Structures of yeast glutathione-S-transferase Gtt2 reveal a new catalytic type of GST family

Abstract

Glutathione-S-transferases (GSTs) are ubiquitous detoxification enzymes that catalyse the conjugation of electrophilic substrates to glutathione. Here, we present the crystal structures of Gtt2, a GST of Saccharomyces cerevisiae, in apo and two ligand-bound forms, at 2.23 A, 2.20 A and 2.10 A, respectively. Although Gtt2 has the overall structure of a GST, the absence of the classic catalytic essential residues--tyrosine, serine and cysteine--distinguishes it from all other cytosolic GSTs of known structure. Site-directed mutagenesis in combination with activity assays showed that instead of the classic catalytic residues, a water molecule stabilized by Ser129 and His123 acts as the deprotonator of the glutathione sulphur atom. Furthermore, only glycine and alanine are allowed at the amino-terminus of helix-alpha1 because of stereo-hindrance. Taken together, these results show that yeast Gtt2 is a novel atypical type of cytosolic GST.

Figure 1

Overall structure of Gtt2. (A) Schematic representation of the Gtt2 homodimer.
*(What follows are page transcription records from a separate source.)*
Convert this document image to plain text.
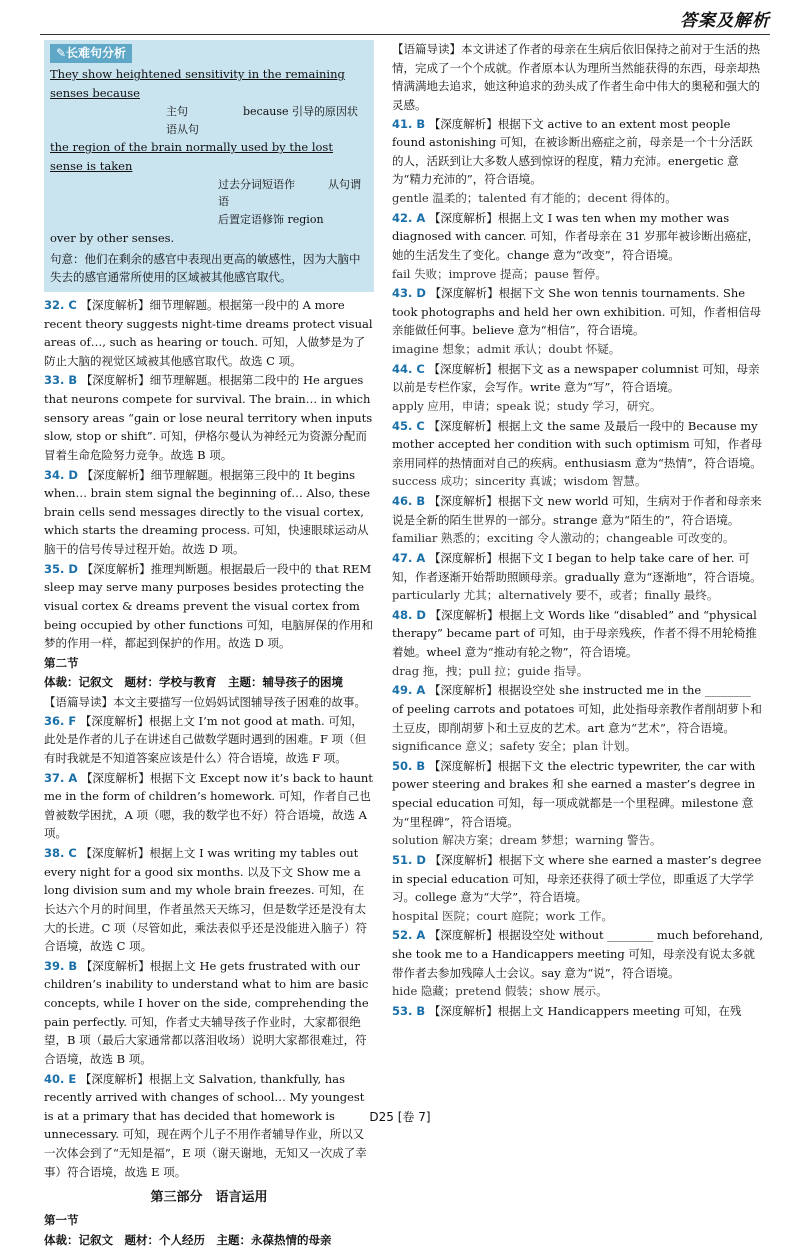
答案及解析
✎长难句分析
They show heightened sensitivity in the remaining senses because
主句　　　　　because 引导的原因状语从句
the region of the brain normally used by the lost sense is taken
过去分词短语作　　　从句谓语
后置定语修饰 region
over by other senses.
句意：他们在剩余的感官中表现出更高的敏感性，因为大脑中失去的感官通常所使用的区域被其他感官取代。
32. C 【深度解析】细节理解题。根据第一段中的 A more recent theory suggests night-time dreams protect visual areas of…, such as hearing or touch. 可知，人做梦是为了防止大脑的视觉区域被其他感官取代。故选 C 项。
33. B 【深度解析】细节理解题。根据第二段中的 He argues that neurons compete for survival. The brain… in which sensory areas “gain or lose neural territory when inputs slow, stop or shift”. 可知，伊格尔曼认为神经元为资源分配而冒着生命危险努力竞争。故选 B 项。
34. D 【深度解析】细节理解题。根据第三段中的 It begins when… brain stem signal the beginning of… Also, these brain cells send messages directly to the visual cortex, which starts the dreaming process. 可知，快速眼球运动从脑干的信号传导过程开始。故选 D 项。
35. D 【深度解析】推理判断题。根据最后一段中的 that REM sleep may serve many purposes besides protecting the visual cortex & dreams prevent the visual cortex from being occupied by other functions 可知，电脑屏保的作用和梦的作用一样，都起到保护的作用。故选 D 项。
第二节
体裁：记叙文　题材：学校与教育　主题：辅导孩子的困境
【语篇导读】本文主要描写一位妈妈试图辅导孩子困难的故事。
36. F 【深度解析】根据上文 I’m not good at math. 可知，此处是作者的儿子在讲述自己做数学题时遇到的困难。F 项（但有时我就是不知道答案应该是什么）符合语境，故选 F 项。
37. A 【深度解析】根据下文 Except now it’s back to haunt me in the form of children’s homework. 可知，作者自己也曾被数学困扰，A 项（嗯，我的数学也不好）符合语境，故选 A 项。
38. C 【深度解析】根据上文 I was writing my tables out every night for a good six months. 以及下文 Show me a long division sum and my whole brain freezes. 可知，在长达六个月的时间里，作者虽然天天练习，但是数学还是没有太大的长进。C 项（尽管如此，乘法表似乎还是没能进入脑子）符合语境，故选 C 项。
39. B 【深度解析】根据上文 He gets frustrated with our children’s inability to understand what to him are basic concepts, while I hover on the side, comprehending the pain perfectly. 可知，作者丈夫辅导孩子作业时，大家都很绝望，B 项（最后大家通常都以落泪收场）说明大家都很难过，符合语境，故选 B 项。
40. E 【深度解析】根据上文 Salvation, thankfully, has recently arrived with changes of school… My youngest is at a primary that has decided that homework is unnecessary. 可知，现在两个儿子不用作者辅导作业，所以又一次体会到了“无知是福”，E 项（谢天谢地，无知又一次成了幸事）符合语境，故选 E 项。
第三部分　语言运用
第一节
体裁：记叙文　题材：个人经历　主题：永葆热情的母亲
【语篇导读】本文讲述了作者的母亲在生病后依旧保持之前对于生活的热情，完成了一个个成就。作者原本认为理所当然能获得的东西，母亲却热情满满地去追求，她这种追求的劲头成了作者生命中伟大的奥秘和强大的灵感。
41. B 【深度解析】根据下文 active to an extent most people found astonishing 可知，在被诊断出癌症之前，母亲是一个十分活跃的人，活跃到让大多数人感到惊讶的程度，精力充沛。energetic 意为“精力充沛的”，符合语境。
gentle 温柔的；talented 有才能的；decent 得体的。
42. A 【深度解析】根据上文 I was ten when my mother was diagnosed with cancer. 可知，作者母亲在 31 岁那年被诊断出癌症，她的生活发生了变化。change 意为“改变”，符合语境。
fail 失败；improve 提高；pause 暂停。
43. D 【深度解析】根据下文 She won tennis tournaments. She took photographs and held her own exhibition. 可知，作者相信母亲能做任何事。believe 意为“相信”，符合语境。
imagine 想象；admit 承认；doubt 怀疑。
44. C 【深度解析】根据下文 as a newspaper columnist 可知，母亲以前是专栏作家，会写作。write 意为“写”，符合语境。
apply 应用，申请；speak 说；study 学习，研究。
45. C 【深度解析】根据上文 the same 及最后一段中的 Because my mother accepted her condition with such optimism 可知，作者母亲用同样的热情面对自己的疾病。enthusiasm 意为“热情”，符合语境。
success 成功；sincerity 真诚；wisdom 智慧。
46. B 【深度解析】根据下文 new world 可知，生病对于作者和母亲来说是全新的陌生世界的一部分。strange 意为“陌生的”，符合语境。
familiar 熟悉的；exciting 令人激动的；changeable 可改变的。
47. A 【深度解析】根据下文 I began to help take care of her. 可知，作者逐渐开始帮助照顾母亲。gradually 意为“逐渐地”，符合语境。
particularly 尤其；alternatively 要不，或者；finally 最终。
48. D 【深度解析】根据上文 Words like “disabled” and “physical therapy” became part of 可知，由于母亲残疾，作者不得不用轮椅推着她。wheel 意为“推动有轮之物”，符合语境。
drag 拖，拽；pull 拉；guide 指导。
49. A 【深度解析】根据设空处 she instructed me in the ________ of peeling carrots and potatoes 可知，此处指母亲教作者削胡萝卜和土豆皮，即削胡萝卜和土豆皮的艺术。art 意为“艺术”，符合语境。
significance 意义；safety 安全；plan 计划。
50. B 【深度解析】根据下文 the electric typewriter, the car with power steering and brakes 和 she earned a master’s degree in special education 可知，每一项成就都是一个里程碑。milestone 意为“里程碑”，符合语境。
solution 解决方案；dream 梦想；warning 警告。
51. D 【深度解析】根据下文 where she earned a master’s degree in special education 可知，母亲还获得了硕士学位，即重返了大学学习。college 意为“大学”，符合语境。
hospital 医院；court 庭院；work 工作。
52. A 【深度解析】根据设空处 without ________ much beforehand, she took me to a Handicappers meeting 可知，母亲没有说太多就带作者去参加残障人士会议。say 意为“说”，符合语境。
hide 隐藏；pretend 假装；show 展示。
53. B 【深度解析】根据上文 Handicappers meeting 可知，在残
D25 [卷 7]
GTS molecules are shown as stick models and coloured according to their atom type (C, green; S, yellow; O, red). The G-site and H-site of subunit B are indicated by arrows. (B) The GTS-bound Gtt2 monomer, with the two domains in cyan and red. (C) Hydrogen bonds between GTS and Gtt2. (D) Superposition of apo-bound (light blue) and GTS-bound Gtt2 (light orange) showing the different position of the loop after helix-α2 upon GTS binding. Cys, cysteine; G-site, GSH-binding site; GTS, glutathione sulphonate; H-site, hydrophobic substrate binding site; His, histine; Thr, threonine; Trp, tryptophan; Tyr, tyrosine; Val, valine.

Figure 2

Residues crucial for Gtt2 activity. (A) The sulphur atom of GTS is located over the amino-terminus of helix-α1, at Gly 27. Ser 129 and His 133 form a ‘clamp' to grip water molecule Wat 235, which forms a hydrogen bond with the sulphur atom. The electron density maps of GTS, Wat 235, Ser 129 and His 133 (2F_o−F_c map) were contoured at 1.5 σ. (B) The active site of GSH in the GSH-bound form is located close to that of GTS in the GTS-bound form. (C) The active site of apo-form Gtt2. A water molecule (Wat 243′) locates at about the same position as Wat 235 in the GTS-bound structure, whereas several water molecules take the place of GTS. (D) The relative activity of the wild-type and seven Gtt2 mutants. GSH, glutathione; GTS, glutathione sulphonate.

Figure 3

Conservation of the amino-terminal regions of various types of GST. Sequences of tyrosine, serine and cysteine types are from Protein Data Bank (www.rcsb.org; PDB codes 1TU7, 2A2R, 1XW6, 1GSU, 2CVD, 2GSQ, 1VF1, 1GUL, 2VO4, 1OYJ, 1AXD, 1GNW, 1PN9, 1R5A, 2C3N, 2LJR, 1E6B, 2CZ2, 2GDR, 1N2A, 1PMT and 1EEM). Sequences of the atypical type are downloaded from the National Center for Biotechnology Information database (www.ncbi.nlm.nih.gov). Codes in parentheses are NCBI accession numbers: Saccharomyces cerevisiae Gtt2, Schizosaccharomyces pombe GST I (Q9Y7Q2), S. pombe GST II (O59827), Burkholderia cenocepacia PC184 GST (YP_002095143), Hahella chejuensis KCTC 2396 GST (YP_437484), Methylibium petroleiphilum PM1 GST (YP_001020104), Alpha proteobacterium HTCC2255 GST (ZP_01450455) and Bradyrhizobium sp. ORS278 GST (YP_001202246). GTS, glutathione sulphonate.